The overnight assault caused a blaze at the facility, prompting fears over the safety of the plant and evoking painful memories in a country still scarred by the world’s worst nuclear accident, at Chernobyl in 1986. The site of that disaster is also under Russian control as of Feb. 24, 2022.
On March 4, Ukrainian authorities reported to the International Atomic Energy Agency that the fire at Zaporizhzhia had been extinguished and that Ukrainian employees were reportedly operating the plant under Russian orders. But safety concerns remain.
The Conversation asked Najmedin Meshkati, a professor and nuclear safety expert at the University of Southern California, to explain the risks of warfare taking place in and around nuclear power plants.
How safe was the Zaporizhzhia power plant before the Russian attack?
The facility at Zaporizhzhia is the largest nuclear plant in Europe, and one of the largest in the world. It has six pressurized water reactors, which use water to both sustain the fission reaction and cool the reactor. These differ from the reaktor bolshoy moshchnosty kanalny reactors at Chernobyl, which used graphite instead of water to sustain the fission reaction. RBMK reactors are not seen as very safe, and there are only eight remaining in use in the world, all in Russia.
The reactors at Zaporizhzhia are of moderately good design. And the plant has a decent safety record, with a good operating background.
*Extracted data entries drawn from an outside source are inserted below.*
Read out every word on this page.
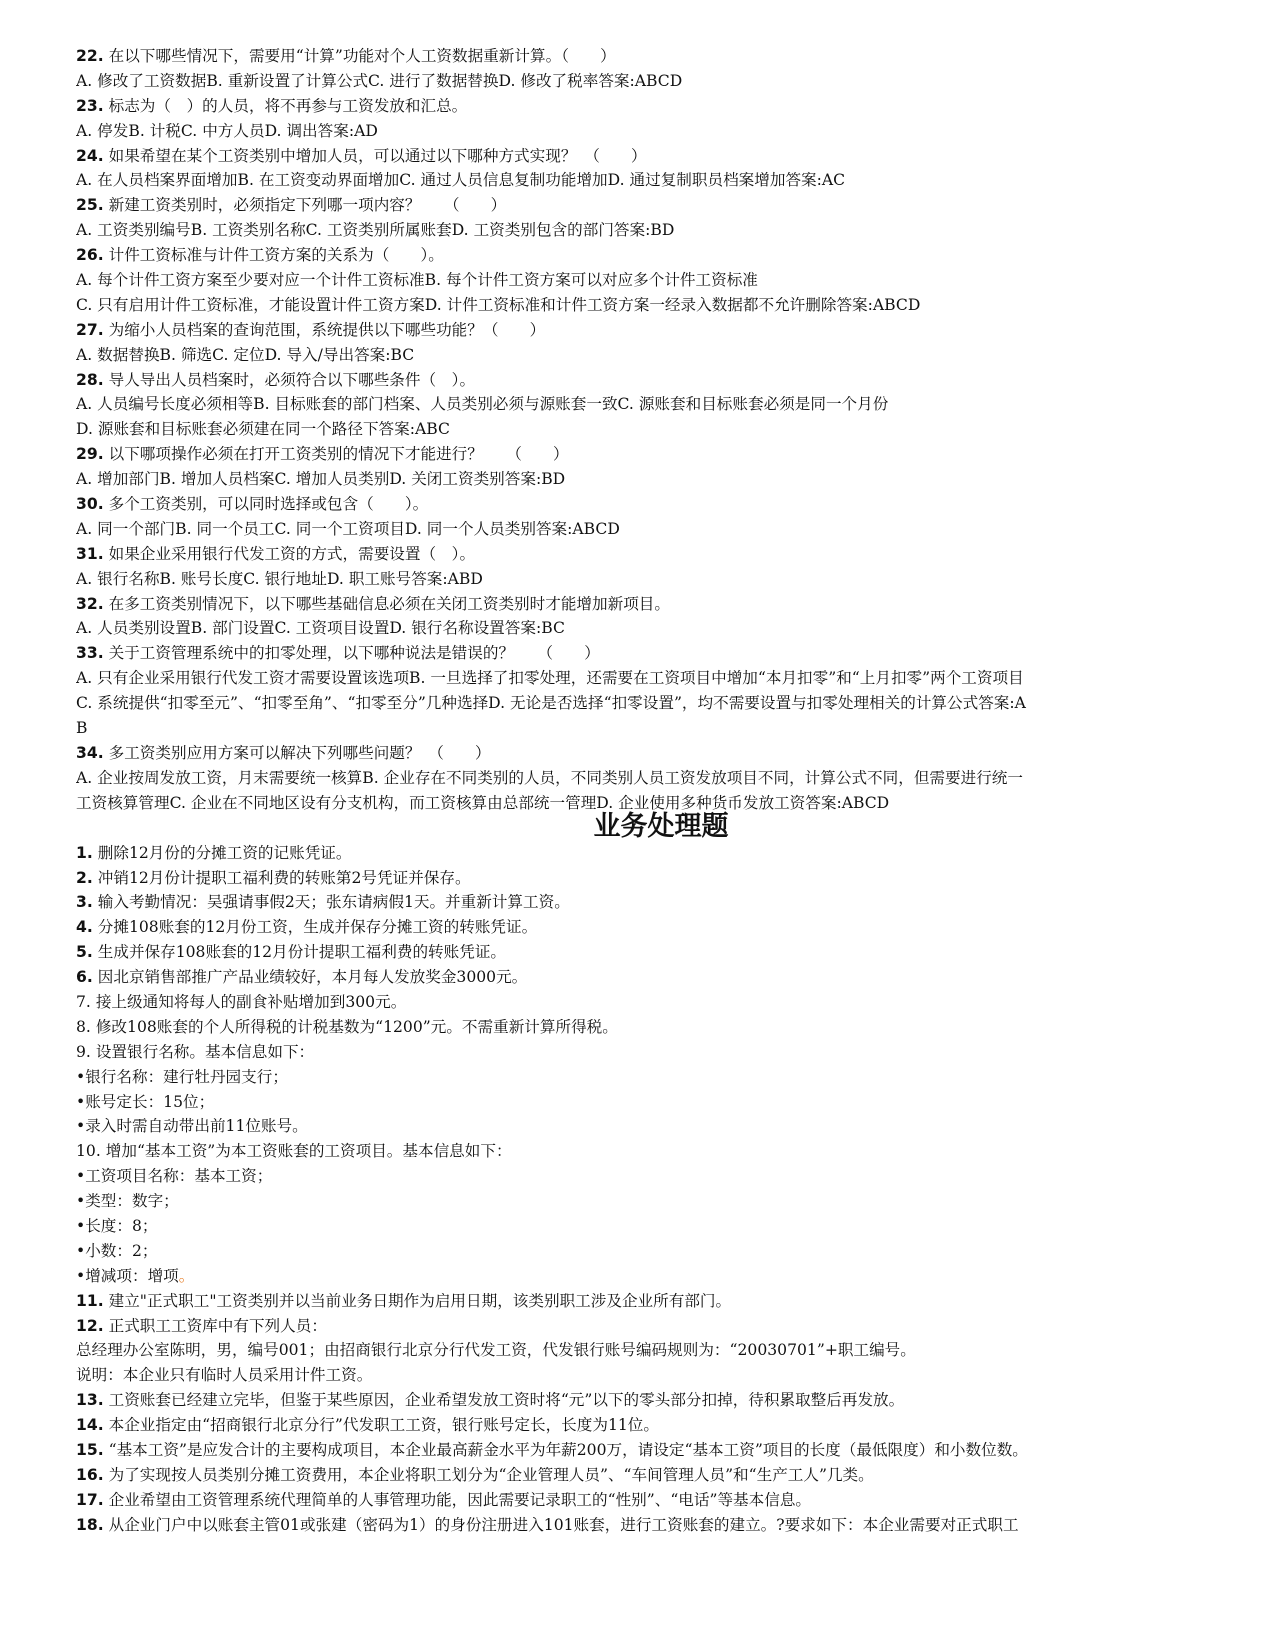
22. 在以下哪些情况下，需要用“计算”功能对个人工资数据重新计算。（　　）
A. 修改了工资数据B. 重新设置了计算公式C. 进行了数据替换D. 修改了税率答案:ABCD
23. 标志为（　）的人员，将不再参与工资发放和汇总。
A. 停发B. 计税C. 中方人员D. 调出答案:AD
24. 如果希望在某个工资类别中增加人员，可以通过以下哪种方式实现？　（　　）
A. 在人员档案界面增加B. 在工资变动界面增加C. 通过人员信息复制功能增加D. 通过复制职员档案增加答案:AC
25. 新建工资类别时，必须指定下列哪一项内容？　　（　　）
A. 工资类别编号B. 工资类别名称C. 工资类别所属账套D. 工资类别包含的部门答案:BD
26. 计件工资标准与计件工资方案的关系为（　　）。
A. 每个计件工资方案至少要对应一个计件工资标准B. 每个计件工资方案可以对应多个计件工资标准
C. 只有启用计件工资标准，才能设置计件工资方案D. 计件工资标准和计件工资方案一经录入数据都不允许删除答案:ABCD
27. 为缩小人员档案的查询范围，系统提供以下哪些功能？（　　）
A. 数据替换B. 筛选C. 定位D. 导入/导出答案:BC
28. 导人导出人员档案时，必须符合以下哪些条件（　）。
A. 人员编号长度必须相等B. 目标账套的部门档案、人员类别必须与源账套一致C. 源账套和目标账套必须是同一个月份
D. 源账套和目标账套必须建在同一个路径下答案:ABC
29. 以下哪项操作必须在打开工资类别的情况下才能进行？　　（　　）
A. 增加部门B. 增加人员档案C. 增加人员类别D. 关闭工资类别答案:BD
30. 多个工资类别，可以同时选择或包含（　　）。
A. 同一个部门B. 同一个员工C. 同一个工资项目D. 同一个人员类别答案:ABCD
31. 如果企业采用银行代发工资的方式，需要设置（　）。
A. 银行名称B. 账号长度C. 银行地址D. 职工账号答案:ABD
32. 在多工资类别情况下，以下哪些基础信息必须在关闭工资类别时才能增加新项目。
A. 人员类别设置B. 部门设置C. 工资项目设置D. 银行名称设置答案:BC
33. 关于工资管理系统中的扣零处理，以下哪种说法是错误的？　　（　　）
A. 只有企业采用银行代发工资才需要设置该选项B. 一旦选择了扣零处理，还需要在工资项目中增加“本月扣零”和“上月扣零”两个工资项目
C. 系统提供“扣零至元”、“扣零至角”、“扣零至分”几种选择D. 无论是否选择“扣零设置”，均不需要设置与扣零处理相关的计算公式答案:A
B
34. 多工资类别应用方案可以解决下列哪些问题？　（　　）
A. 企业按周发放工资，月末需要统一核算B. 企业存在不同类别的人员，不同类别人员工资发放项目不同，计算公式不同，但需要进行统一
工资核算管理C. 企业在不同地区设有分支机构，而工资核算由总部统一管理D. 企业使用多种货币发放工资答案:ABCD
业务处理题
1. 删除12月份的分摊工资的记账凭证。
2. 冲销12月份计提职工福利费的转账第2号凭证并保存。
3. 输入考勤情况：吴强请事假2天；张东请病假1天。并重新计算工资。
4. 分摊108账套的12月份工资，生成并保存分摊工资的转账凭证。
5. 生成并保存108账套的12月份计提职工福利费的转账凭证。
6. 因北京销售部推广产品业绩较好，本月每人发放奖金3000元。
7. 接上级通知将每人的副食补贴增加到300元。
8. 修改108账套的个人所得税的计税基数为“1200”元。不需重新计算所得税。
9. 设置银行名称。基本信息如下：
•银行名称：建行牡丹园支行；
•账号定长：15位；
•录入时需自动带出前11位账号。
10. 增加“基本工资”为本工资账套的工资项目。基本信息如下：
•工资项目名称：基本工资；
•类型：数字；
•长度：8；
•小数：2；
•增减项：增项。
11. 建立"正式职工"工资类别并以当前业务日期作为启用日期，该类别职工涉及企业所有部门。
12. 正式职工工资库中有下列人员：
总经理办公室陈明，男，编号001；由招商银行北京分行代发工资，代发银行账号编码规则为：“20030701”+职工编号。
说明：本企业只有临时人员采用计件工资。
13. 工资账套已经建立完毕，但鉴于某些原因，企业希望发放工资时将“元”以下的零头部分扣掉，待积累取整后再发放。
14. 本企业指定由“招商银行北京分行”代发职工工资，银行账号定长，长度为11位。
15. “基本工资”是应发合计的主要构成项目，本企业最高薪金水平为年薪200万，请设定“基本工资”项目的长度（最低限度）和小数位数。
16. 为了实现按人员类别分摊工资费用，本企业将职工划分为“企业管理人员”、“车间管理人员”和“生产工人”几类。
17. 企业希望由工资管理系统代理简单的人事管理功能，因此需要记录职工的“性别”、“电话”等基本信息。
18. 从企业门户中以账套主管01或张建（密码为1）的身份注册进入101账套，进行工资账套的建立。?要求如下：本企业需要对正式职工
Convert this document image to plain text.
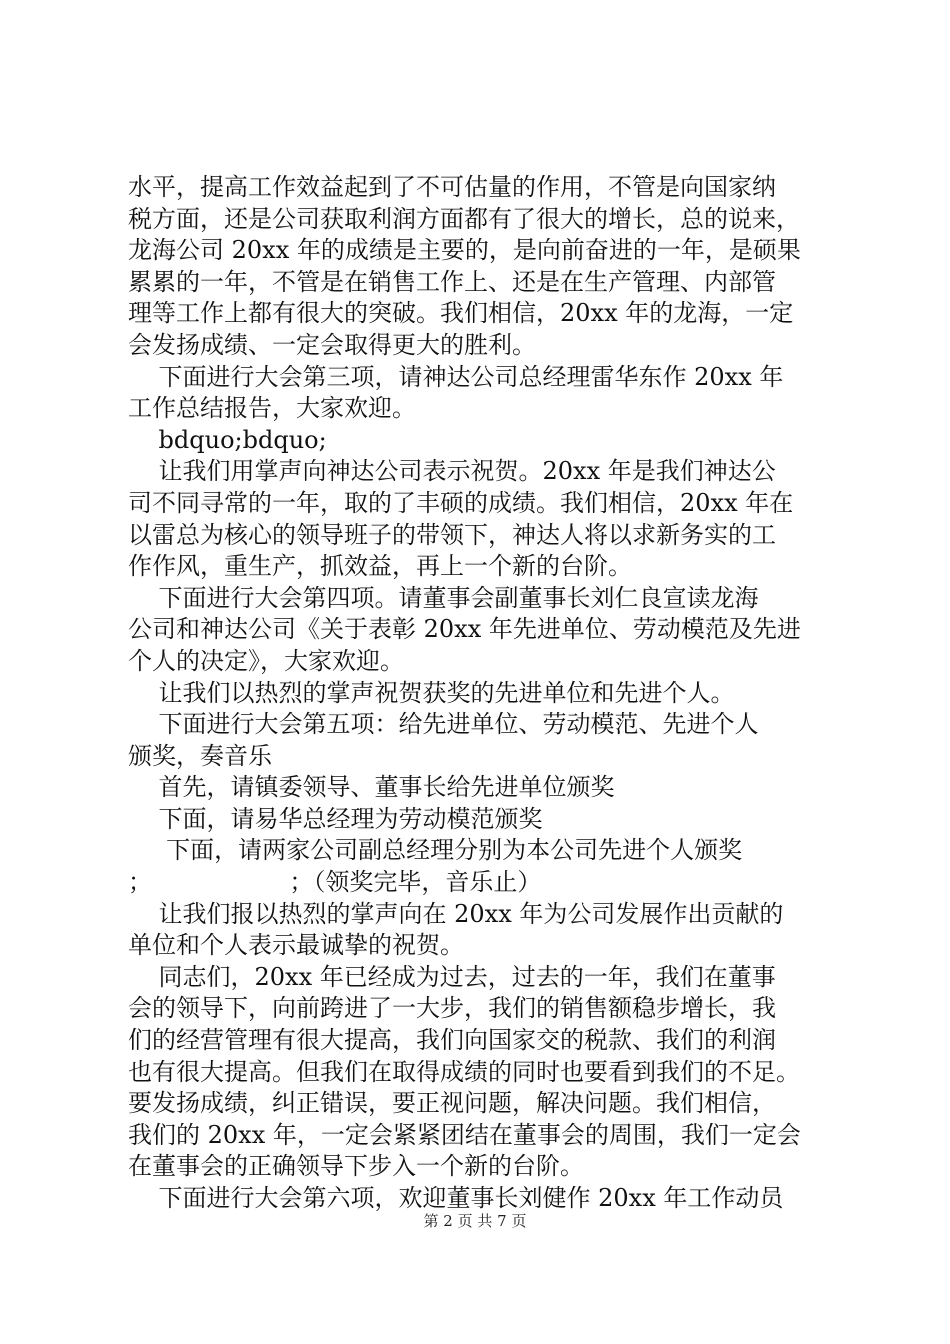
水平，提高工作效益起到了不可估量的作用，不管是向国家纳
税方面，还是公司获取利润方面都有了很大的增长，总的说来，
龙海公司 20xx 年的成绩是主要的，是向前奋进的一年，是硕果
累累的一年，不管是在销售工作上、还是在生产管理、内部管
理等工作上都有很大的突破。我们相信，20xx 年的龙海，一定
会发扬成绩、一定会取得更大的胜利。
下面进行大会第三项，请神达公司总经理雷华东作 20xx 年
工作总结报告，大家欢迎。
bdquo;bdquo;
让我们用掌声向神达公司表示祝贺。20xx 年是我们神达公
司不同寻常的一年，取的了丰硕的成绩。我们相信，20xx 年在
以雷总为核心的领导班子的带领下，神达人将以求新务实的工
作作风，重生产，抓效益，再上一个新的台阶。
下面进行大会第四项。请董事会副董事长刘仁良宣读龙海
公司和神达公司《关于表彰 20xx 年先进单位、劳动模范及先进
个人的决定》，大家欢迎。
让我们以热烈的掌声祝贺获奖的先进单位和先进个人。
下面进行大会第五项：给先进单位、劳动模范、先进个人
颁奖，奏音乐
首先，请镇委领导、董事长给先进单位颁奖
下面，请易华总经理为劳动模范颁奖
下面，请两家公司副总经理分别为本公司先进个人颁奖
；                  ；（领奖完毕，音乐止）
让我们报以热烈的掌声向在 20xx 年为公司发展作出贡献的
单位和个人表示最诚挚的祝贺。
同志们，20xx 年已经成为过去，过去的一年，我们在董事
会的领导下，向前跨进了一大步，我们的销售额稳步增长，我
们的经营管理有很大提高，我们向国家交的税款、我们的利润
也有很大提高。但我们在取得成绩的同时也要看到我们的不足。
要发扬成绩，纠正错误，要正视问题，解决问题。我们相信，
我们的 20xx 年，一定会紧紧团结在董事会的周围，我们一定会
在董事会的正确领导下步入一个新的台阶。
下面进行大会第六项，欢迎董事长刘健作 20xx 年工作动员
第 2 页 共 7 页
Ukraine authorities tried to keep the war away from the site by asking Russia to observe a 30-kilometer safety buffer. But Russian troops surrounded the facility and then seized it.
What are the risks to a nuclear plant in a conflict zone?
Nuclear power plants are built for peacetime operations, not wars.
The worst thing that could happen is if a site is deliberately or accidentally shelled and the containment building – which houses the nuclear reactor – is hit. These containment buildings are not designed or built for deliberate shelling. They are built to withstand a minor internal explosion of, say, a pressurized water pipe. But they are not designed to withstand a huge explosion.
It is not known whether the Russian forces deliberately shelled the Zaporizhzhia plant. It may have been inadvertent, caused by a stray missile. But we do know they wanted to capture the plant.
If a shell hit the plant’s spent fuel pool – which contains the still-radioactive spent fuel – or if fire spread to the spent fuel pool, it could release radiation. This spent fuel pool isn’t in the containment building, and as such is more vulnerable.